Sometimes you gotta go with what’s inside your head. You want to be poignant, important; you want to let graceful and exquisite words sprout from your fingers, like slow motion rose petals in a movie. But it always ends the same; you come to the conclusion that all you write is pretentious gobbledygook.
Nature, not content with denying him the ability to think, has endowed him with the ability to write.
Don’t let that stop you. That’s the voice you have chosen, that’s who you are. Don’t be content with simple words if what you want to say requires something else. Sure, it can be distilled. It can always be made simpler. But don’t simplify solely for the sake of it. There has to be a reason, a gut feeling that overrides whatever part of your brain making those decisions.
Don’t concern yourself with what comes out or how — just write. Sooner or later you’ll stumble upon a grain of truth swathed inside that perfect sentence you’ve been looking for.
Even an idiot will make sense once in a while.
I’ve forgotten to take my pills these last two days.
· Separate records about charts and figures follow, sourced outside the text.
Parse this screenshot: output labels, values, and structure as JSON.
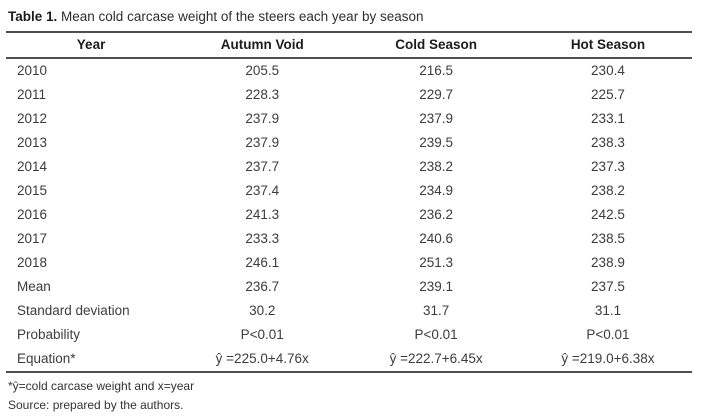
{
  "table": {
    "caption": {
      "label": "Table 1.",
      "text": " Mean cold carcase weight of the steers each year by season"
    },
    "columns": [
      "Year",
      "Autumn Void",
      "Cold Season",
      "Hot Season"
    ],
    "rows": [
      [
        "2010",
        "205.5",
        "216.5",
        "230.4"
      ],
      [
        "2011",
        "228.3",
        "229.7",
        "225.7"
      ],
      [
        "2012",
        "237.9",
        "237.9",
        "233.1"
      ],
      [
        "2013",
        "237.9",
        "239.5",
        "238.3"
      ],
      [
        "2014",
        "237.7",
        "238.2",
        "237.3"
      ],
      [
        "2015",
        "237.4",
        "234.9",
        "238.2"
      ],
      [
        "2016",
        "241.3",
        "236.2",
        "242.5"
      ],
      [
        "2017",
        "233.3",
        "240.6",
        "238.5"
      ],
      [
        "2018",
        "246.1",
        "251.3",
        "238.9"
      ],
      [
        "Mean",
        "236.7",
        "239.1",
        "237.5"
      ],
      [
        "Standard deviation",
        "30.2",
        "31.7",
        "31.1"
      ],
      [
        "Probability",
        "P<0.01",
        "P<0.01",
        "P<0.01"
      ],
      [
        "Equation*",
        "ŷ =225.0+4.76x",
        "ŷ =222.7+6.45x",
        "ŷ =219.0+6.38x"
      ]
    ],
    "footnotes": [
      "*ŷ=cold carcase weight and x=year",
      "Source: prepared by the authors."
    ],
    "colors": {
      "rule": "#4f4f4f",
      "header_text": "#1c1c1c",
      "body_text": "#3c3c3c"
    }
  }
}
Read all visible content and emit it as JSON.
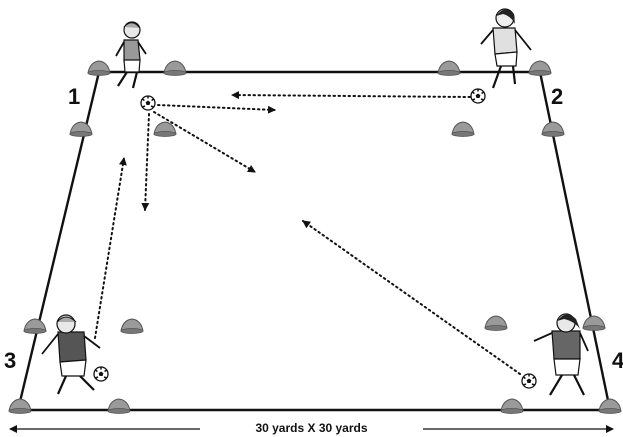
{
  "diagram": {
    "corner_labels": [
      "1",
      "2",
      "3",
      "4"
    ],
    "field_size_label": "30 yards X 30 yards",
    "colors": {
      "line": "#111111",
      "cone": "#9a9a9a",
      "cone_edge": "#555555",
      "shirt_dark": "#555555",
      "shirt_light": "#bbbbbb"
    },
    "icons": [
      "player-icon",
      "soccer-ball-icon",
      "cone-icon"
    ]
  }
}
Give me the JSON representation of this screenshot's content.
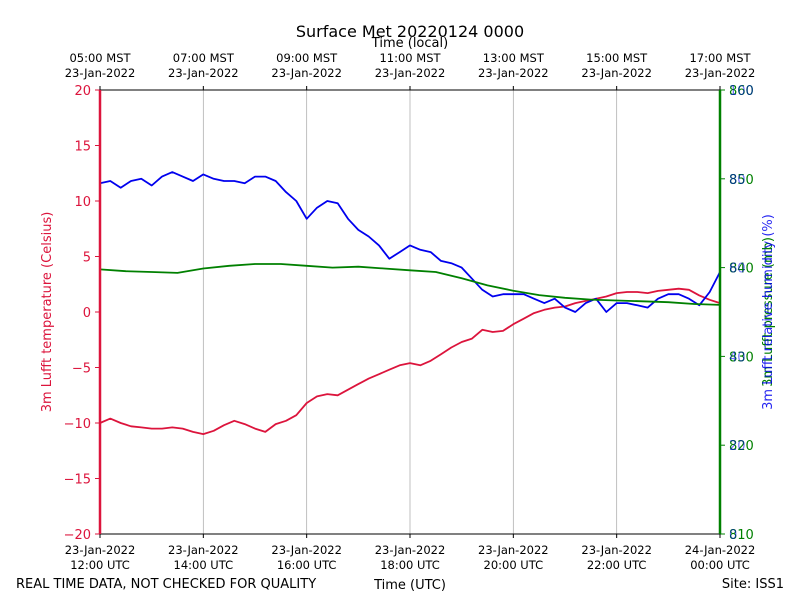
{
  "chart_data": {
    "type": "line",
    "title": "Surface Met 20220124 0000",
    "top_axis_label": "Time (local)",
    "xlabel": "Time (UTC)",
    "footer_left": "REAL TIME DATA, NOT CHECKED FOR QUALITY",
    "footer_right": "Site: ISS1",
    "x_range_hours_utc": [
      12,
      24
    ],
    "bottom_ticks": [
      {
        "hour": 12,
        "line1": "23-Jan-2022",
        "line2": "12:00 UTC"
      },
      {
        "hour": 14,
        "line1": "23-Jan-2022",
        "line2": "14:00 UTC"
      },
      {
        "hour": 16,
        "line1": "23-Jan-2022",
        "line2": "16:00 UTC"
      },
      {
        "hour": 18,
        "line1": "23-Jan-2022",
        "line2": "18:00 UTC"
      },
      {
        "hour": 20,
        "line1": "23-Jan-2022",
        "line2": "20:00 UTC"
      },
      {
        "hour": 22,
        "line1": "23-Jan-2022",
        "line2": "22:00 UTC"
      },
      {
        "hour": 24,
        "line1": "24-Jan-2022",
        "line2": "00:00 UTC"
      }
    ],
    "top_ticks": [
      {
        "hour": 12,
        "line1": "05:00 MST",
        "line2": "23-Jan-2022"
      },
      {
        "hour": 14,
        "line1": "07:00 MST",
        "line2": "23-Jan-2022"
      },
      {
        "hour": 16,
        "line1": "09:00 MST",
        "line2": "23-Jan-2022"
      },
      {
        "hour": 18,
        "line1": "11:00 MST",
        "line2": "23-Jan-2022"
      },
      {
        "hour": 20,
        "line1": "13:00 MST",
        "line2": "23-Jan-2022"
      },
      {
        "hour": 22,
        "line1": "15:00 MST",
        "line2": "23-Jan-2022"
      },
      {
        "hour": 24,
        "line1": "17:00 MST",
        "line2": "23-Jan-2022"
      }
    ],
    "left_axis": {
      "label": "3m Lufft temperature (Celsius)",
      "color": "#dc143c",
      "ylim": [
        -20,
        20
      ],
      "ticks": [
        -20,
        -15,
        -10,
        -5,
        0,
        5,
        10,
        15,
        20
      ],
      "tick_labels": [
        "−20",
        "−15",
        "−10",
        "−5",
        "0",
        "5",
        "10",
        "15",
        "20"
      ]
    },
    "right_axis_rh": {
      "label": "3m Lufft relative humidity (%)",
      "color": "#0000ee",
      "ylim": [
        0,
        100
      ],
      "ticks": [
        0,
        20,
        40,
        60,
        80,
        100
      ],
      "tick_labels": [
        "0",
        "20",
        "40",
        "60",
        "80",
        "100"
      ]
    },
    "right_axis_pressure": {
      "label": "3m Lufft pressure (mb)",
      "color": "#008000",
      "ylim": [
        810,
        860
      ],
      "ticks": [
        810,
        820,
        830,
        840,
        850,
        860
      ],
      "tick_labels": [
        "810",
        "820",
        "830",
        "840",
        "850",
        "860"
      ]
    },
    "series": [
      {
        "name": "3m Lufft temperature",
        "axis": "left",
        "color": "#dc143c",
        "x": [
          12.0,
          12.2,
          12.4,
          12.6,
          12.8,
          13.0,
          13.2,
          13.4,
          13.6,
          13.8,
          14.0,
          14.2,
          14.4,
          14.6,
          14.8,
          15.0,
          15.2,
          15.4,
          15.6,
          15.8,
          16.0,
          16.2,
          16.4,
          16.6,
          16.8,
          17.0,
          17.2,
          17.4,
          17.6,
          17.8,
          18.0,
          18.2,
          18.4,
          18.6,
          18.8,
          19.0,
          19.2,
          19.4,
          19.6,
          19.8,
          20.0,
          20.2,
          20.4,
          20.6,
          20.8,
          21.0,
          21.2,
          21.4,
          21.6,
          21.8,
          22.0,
          22.2,
          22.4,
          22.6,
          22.8,
          23.0,
          23.2,
          23.4,
          23.6,
          23.8,
          24.0
        ],
        "values": [
          -10.0,
          -9.6,
          -10.0,
          -10.3,
          -10.4,
          -10.5,
          -10.5,
          -10.4,
          -10.5,
          -10.8,
          -11.0,
          -10.7,
          -10.2,
          -9.8,
          -10.1,
          -10.5,
          -10.8,
          -10.1,
          -9.8,
          -9.3,
          -8.2,
          -7.6,
          -7.4,
          -7.5,
          -7.0,
          -6.5,
          -6.0,
          -5.6,
          -5.2,
          -4.8,
          -4.6,
          -4.8,
          -4.4,
          -3.8,
          -3.2,
          -2.7,
          -2.4,
          -1.6,
          -1.8,
          -1.7,
          -1.1,
          -0.6,
          -0.1,
          0.2,
          0.4,
          0.5,
          0.8,
          1.0,
          1.2,
          1.4,
          1.7,
          1.8,
          1.8,
          1.7,
          1.9,
          2.0,
          2.1,
          2.0,
          1.5,
          1.1,
          0.8
        ]
      },
      {
        "name": "3m Lufft relative humidity",
        "axis": "right_rh",
        "color": "#0000ee",
        "x": [
          12.0,
          12.2,
          12.4,
          12.6,
          12.8,
          13.0,
          13.2,
          13.4,
          13.6,
          13.8,
          14.0,
          14.2,
          14.4,
          14.6,
          14.8,
          15.0,
          15.2,
          15.4,
          15.6,
          15.8,
          16.0,
          16.2,
          16.4,
          16.6,
          16.8,
          17.0,
          17.2,
          17.4,
          17.6,
          17.8,
          18.0,
          18.2,
          18.4,
          18.6,
          18.8,
          19.0,
          19.2,
          19.4,
          19.6,
          19.8,
          20.0,
          20.2,
          20.4,
          20.6,
          20.8,
          21.0,
          21.2,
          21.4,
          21.6,
          21.8,
          22.0,
          22.2,
          22.4,
          22.6,
          22.8,
          23.0,
          23.2,
          23.4,
          23.6,
          23.8,
          24.0
        ],
        "values": [
          79,
          79.5,
          78,
          79.5,
          80,
          78.5,
          80.5,
          81.5,
          80.5,
          79.5,
          81,
          80,
          79.5,
          79.5,
          79,
          80.5,
          80.5,
          79.5,
          77,
          75,
          71,
          73.5,
          75,
          74.5,
          71,
          68.5,
          67,
          65,
          62,
          63.5,
          65,
          64,
          63.5,
          61.5,
          61,
          60,
          57.5,
          55,
          53.5,
          54,
          54,
          54,
          53,
          52,
          53,
          51,
          50,
          52,
          53,
          50,
          52,
          52,
          51.5,
          51,
          53,
          54,
          54,
          53,
          51.5,
          54.5,
          59
        ]
      },
      {
        "name": "3m Lufft pressure",
        "axis": "right_pressure",
        "color": "#008000",
        "x": [
          12.0,
          12.5,
          13.0,
          13.5,
          14.0,
          14.5,
          15.0,
          15.5,
          16.0,
          16.5,
          17.0,
          17.5,
          18.0,
          18.5,
          19.0,
          19.5,
          20.0,
          20.5,
          21.0,
          21.5,
          22.0,
          22.5,
          23.0,
          23.5,
          24.0
        ],
        "values": [
          839.8,
          839.6,
          839.5,
          839.4,
          839.9,
          840.2,
          840.4,
          840.4,
          840.2,
          840.0,
          840.1,
          839.9,
          839.7,
          839.5,
          838.8,
          838.0,
          837.4,
          836.9,
          836.6,
          836.4,
          836.3,
          836.2,
          836.1,
          835.9,
          835.8
        ]
      }
    ]
  }
}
I understand now to what degree they suppress my moods and thoughts — both the good and the bad. Mostly the bad.
I am filled with anger and resentment and a strong feeling of having been surrendered by my friends. Maybe it was too much to ask of them in the first place. Maybe André was right; we’re not friends, just acquaintances. Like ships passing in the night we’re all headed for our own destinations — sometimes our headings intersect but in the end we all sail our own sea.
Oslo is a concrete wasteland filled with watering holes poisoned with alcohol and relationships that will never be more than a passing fancy. Is there anything left for me there? A job and some friends. A job I find dull and droll. Friends I never talk to.
I only ever saw them when it was time for drinking. They repeat the same jokes, the same quotes, the same stories. Regurgitating life in an attempt to seem substantial, but they are empty shells denying the humdrum of their urban sprawl.
It’s always the same chewing of fat going on. Filling the silence with every minutiae they can think of to avoid sitting there in the gloomy light of a run-down club and for a split second realize the inanity of their interaction and how little they feel comfortable with just existing in one place, together.
Why? Is it all an attempt at escaping real life? The realization that our lives boil down to one part work, one part sleep and an unhealthy dose of getting our minds constantly fucked by ourselves and everyone we come in contact with.
So that’s why we’re here. To eat, sleep, drink, fuck and work for the rest of our lives? This fucking incessant need to always be on the move, always have a purpose — no matter how insignificant or small we are in the big picture.
Life isn’t a Great Adventure. It’s a series of random events based on an infinite number of random actions taken by over six billion random humans hurtling through space. Sometimes these actions converge en masse and before you know it there’s a war going on.